"You left your post, Morton," I said, at last, "and this is the consequence—I have lost every thing! Old man! old friend! did you think I charged you to watch every one who came, so earnestly, to stay here so constantly, without a good and sufficient reason? Some one has been here before us—my gold is gone! we are ruined, Morton!"
CHAPTER VIII.
Whatever my flash of conviction might have been, all suspicions against Evelyn must have been allayed by the manner in which she received the information of the loss of the deposits behind the mirror.

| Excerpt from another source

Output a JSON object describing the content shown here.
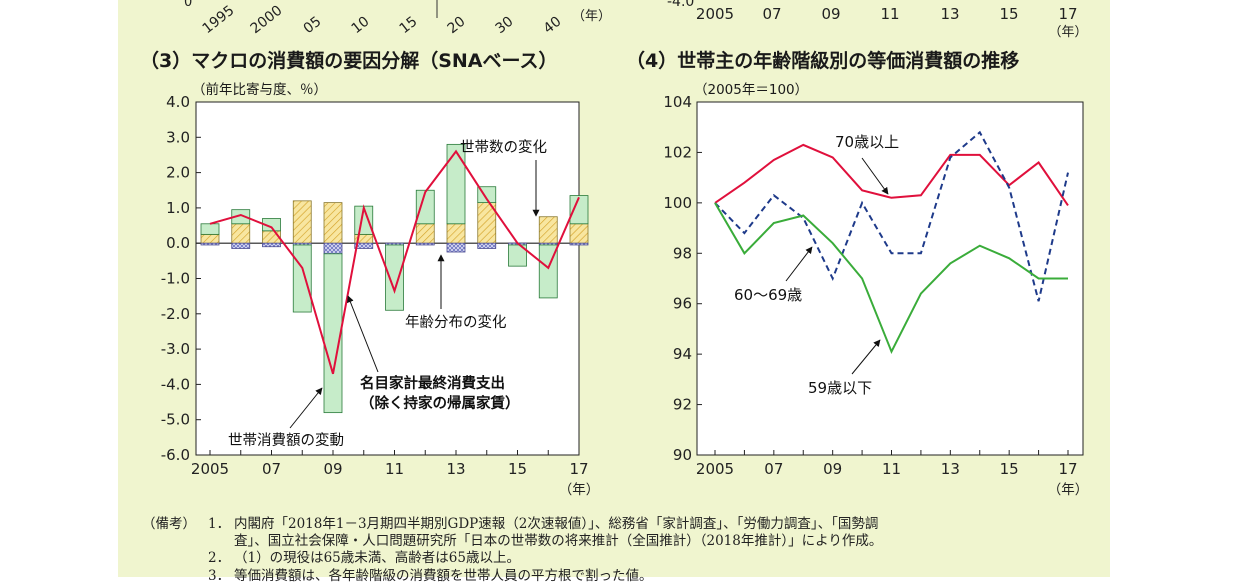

Her shrieks filled the house; another physician was hastily summoned in Dr. Craig's absence, who gave her disease or seizure a Latin name—wrote a Greek or Hebrew prescription—or something equally unintelligible, and vanished ghost-like, in the manner most approved of by modern practitioners.
There was no hard epithet that Evelyn did not apply to Mr. Basil Bainrothe during her hysterical mania, and before the doctor's arrival; but, on her recovery, she begged me to repeat nothing of the sort, if she had been indiscreet enough to let out her true opinion of him and his measures, in a moment of irrepressible emotion. "For," she pursued, "it is expedient for us to keep on terms with the man, at least for the present, and in no way harass or exasperate him—we are completely in his hands now, Miriam—we must watch our opportunity—"
"I do not see that," I interrupted; "less now than ever, it seems to me. What more can he do for or against us now? Our property is all gone—except this house, plate, and furniture, and my mother's diamonds—all of winch are tangible and visible, and in our own possession. We have no debts—you pay house-bills monthly, and I, fortunately, have just settled off every account I have in the world, and have five hundred Spanish dollars to start anew with—my savings during papa's lifetime. I hoarded it, fortunately, in this form for a missionary purpose you remember, Evelyn, but afterward changed my mind."
"Yes, I remember; merely because the person it was intended for prayed that the Jews might finally be exterminated."
"Was not that enough, Evelyn? The man who could utter such a prayer was no Christian, and unfit for religious teaching. Since then I have come to the conclusion that there is a great deal of undue and very impertinent meddling with the heathen; who are entitled to their own mode of worship as well as of government, and who I think are not yet ripe for Christianity."